Notice how everything fits together: the column names in the database (game_id, summary, etc.) became keywords (:game_id, :summary, etc.) in a map; meanwhile the GraphQL field names did the same conversion and everything meets together in the middle, with GraphQL fields selecting those same keys from the map.

Meanwhile all the other clojure-game-geek.db namespace functions, expecting to operate against a map inside an Atom, are now broken. We’ll fix them in the next couple of chapters.

User Namespace Improvements

We’ve made some tiny changes to the user namespace:

dev-resources/user.clj
(ns user
  (:require
    [com.walmartlabs.lacinia :as lacinia]
    [clojure.java.browse :refer [browse-url]]
    [clojure-game-geek.system :as system]
    [clojure.walk :as walk]
    [com.stuartsierra.component :as component])
  (:import (clojure.lang IPersistentMap)))

(defn simplify
  "Converts all ordered maps nested within the map into standard hash maps, and
   sequences into vectors, which makes for easier constants in the tests, and eliminates ordering problems."
  [m]
  (walk/postwalk
    (fn [node]
      (cond
        (instance? IPersistentMap node)
        (into {} node)

        (seq? node)
        (vec node)

        :else
        node))
    m))

(defonce system nil)

(defn q
  [query-string]
  (-> system
      :schema-provider
      :schema
      (lacinia/execute query-string nil nil)
      simplify))

(defn start
  []
  (alter-var-root #'system (fn [_]
                             (-> (system/new-system)
                                 component/start-system)))
  (browse-url "http://localhost:8888/")
  :started)

(defn stop
  []
  (when (some? system)
    (component/stop-system system)
    (alter-var-root #'system (constantly nil)))
  :stopped)

(comment
  (start)
  (stop)
  )

To make loading and reloading the user namespace easier, we’ve changed the system Var to be a defonce. This means that even if the code for the namespace is reloaded, the system Var will maintain its value from before the code was reloaded.

A common cycle is to make code changes, stop, then start the system.

We’ve moved the code that contructs a new system into the start function, and changed the stop function to return the system Var to nil after stopping the system, if a system is in fact running.

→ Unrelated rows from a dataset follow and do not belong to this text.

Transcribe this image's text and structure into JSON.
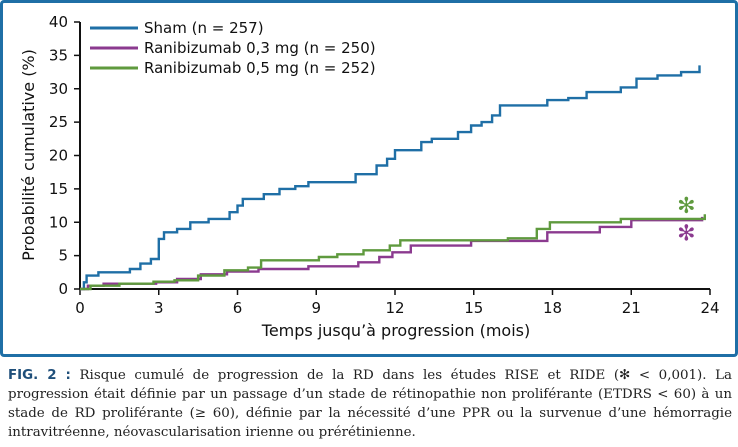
{
  "chart_data": {
    "type": "line",
    "step": true,
    "xlabel": "Temps jusqu’à progression (mois)",
    "ylabel": "Probabilité cumulative (%)",
    "xlim": [
      0,
      24
    ],
    "ylim": [
      0,
      40
    ],
    "xticks": [
      "0",
      "3",
      "6",
      "9",
      "12",
      "15",
      "18",
      "21",
      "24"
    ],
    "yticks": [
      "0",
      "5",
      "10",
      "15",
      "20",
      "25",
      "30",
      "35",
      "40"
    ],
    "legend_position": "top-left",
    "grid": false,
    "series": [
      {
        "name": "Sham (n = 257)",
        "color": "#1f6fa6",
        "points": [
          [
            0,
            0
          ],
          [
            0.15,
            1
          ],
          [
            0.25,
            2
          ],
          [
            0.7,
            2.5
          ],
          [
            1.9,
            3
          ],
          [
            2.3,
            3.8
          ],
          [
            2.7,
            4.5
          ],
          [
            3.0,
            7.5
          ],
          [
            3.2,
            8.5
          ],
          [
            3.7,
            9
          ],
          [
            4.2,
            10
          ],
          [
            4.9,
            10.5
          ],
          [
            5.7,
            11.5
          ],
          [
            6.0,
            12.5
          ],
          [
            6.2,
            13.5
          ],
          [
            7.0,
            14.2
          ],
          [
            7.6,
            15
          ],
          [
            8.2,
            15.4
          ],
          [
            8.7,
            16
          ],
          [
            9.0,
            16
          ],
          [
            10.5,
            17.2
          ],
          [
            11.3,
            18.5
          ],
          [
            11.7,
            19.5
          ],
          [
            12.0,
            20.8
          ],
          [
            13.0,
            22
          ],
          [
            13.4,
            22.5
          ],
          [
            14.4,
            23.5
          ],
          [
            14.9,
            24.5
          ],
          [
            15.3,
            25
          ],
          [
            15.7,
            26
          ],
          [
            16.0,
            27.5
          ],
          [
            17.1,
            27.5
          ],
          [
            17.8,
            28.3
          ],
          [
            18.6,
            28.6
          ],
          [
            19.3,
            29.5
          ],
          [
            20.6,
            30.2
          ],
          [
            21.2,
            31.5
          ],
          [
            22.0,
            32
          ],
          [
            22.9,
            32.5
          ],
          [
            23.6,
            33.5
          ]
        ]
      },
      {
        "name": "Ranibizumab 0,3 mg (n = 250)",
        "color": "#8b3a8f",
        "points": [
          [
            0,
            0
          ],
          [
            0.3,
            0.5
          ],
          [
            0.9,
            0.8
          ],
          [
            2.9,
            1.0
          ],
          [
            3.7,
            1.5
          ],
          [
            4.6,
            2.2
          ],
          [
            5.6,
            2.6
          ],
          [
            6.8,
            3
          ],
          [
            8.7,
            3.4
          ],
          [
            10.6,
            4
          ],
          [
            11.4,
            4.8
          ],
          [
            11.9,
            5.5
          ],
          [
            12.6,
            6.5
          ],
          [
            14.9,
            7.2
          ],
          [
            17.8,
            8.5
          ],
          [
            19.8,
            9.3
          ],
          [
            21.0,
            10.3
          ],
          [
            23.7,
            10.8
          ]
        ]
      },
      {
        "name": "Ranibizumab 0,5 mg (n = 252)",
        "color": "#5f9a3e",
        "points": [
          [
            0,
            0
          ],
          [
            0.4,
            0.5
          ],
          [
            1.5,
            0.8
          ],
          [
            2.8,
            1.1
          ],
          [
            3.6,
            1.3
          ],
          [
            4.5,
            2.0
          ],
          [
            5.5,
            2.8
          ],
          [
            6.4,
            3.2
          ],
          [
            6.9,
            4.3
          ],
          [
            9.1,
            4.8
          ],
          [
            9.8,
            5.2
          ],
          [
            10.8,
            5.8
          ],
          [
            11.8,
            6.5
          ],
          [
            12.2,
            7.3
          ],
          [
            16.3,
            7.6
          ],
          [
            17.4,
            9
          ],
          [
            17.9,
            10
          ],
          [
            20.6,
            10.5
          ],
          [
            23.3,
            10.5
          ],
          [
            23.8,
            11.2
          ]
        ]
      }
    ],
    "annotations": [
      {
        "text": "✻",
        "color": "#5f9a3e",
        "x": 23.1,
        "y": 12.4
      },
      {
        "text": "✻",
        "color": "#8b3a8f",
        "x": 23.1,
        "y": 8.3
      }
    ]
  },
  "caption": {
    "label": "FIG. 2 :",
    "text": "Risque cumulé de progression de la RD dans les études RISE et RIDE (✻ < 0,001). La progression était définie par un passage d’un stade de rétinopathie non proliférante (ETDRS < 60) à un stade de RD proliférante (≥ 60), définie par la nécessité d’une PPR ou la survenue d’une hémorragie intravitréenne, néovascularisation irienne ou prérétinienne."
  }
}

Lastly, there’s a comment containing expressions to start and stop the system. This is great for REPL oriented development, we can use the Cursive send form before caret to REPL command (Shift-Ctrl E) [2] to make it easier to quickly and accurately execute those commands.

Next Up

We’ve been sloppy about one aspect of our application: we’ve entirely been testing at the REPL. It’s time to write some tests, then convert the rest of the db namespace.

[1]

A Docker container is the Inception of computers; a container is essentially a light-weight virtual machine that runs inside your computer.

To the PostgreSQL server running inside the container, it will appear as if the entire computer is running Linux, just as if Linux and PostgreSQL were installed on a bare-metal computer.

Docker images are smaller and less demanding than full operating system virtual machines. In fact frequently you will run several interconnected containers together.

Docker includes infrastructure for downloading the images from a central repository. Ultimately, it’s faster and easier to get PostgreSQL running inside a container that to install the database onto your computer.

[2]The author uses Cursive, but Emacs and other editors all have similar functionality.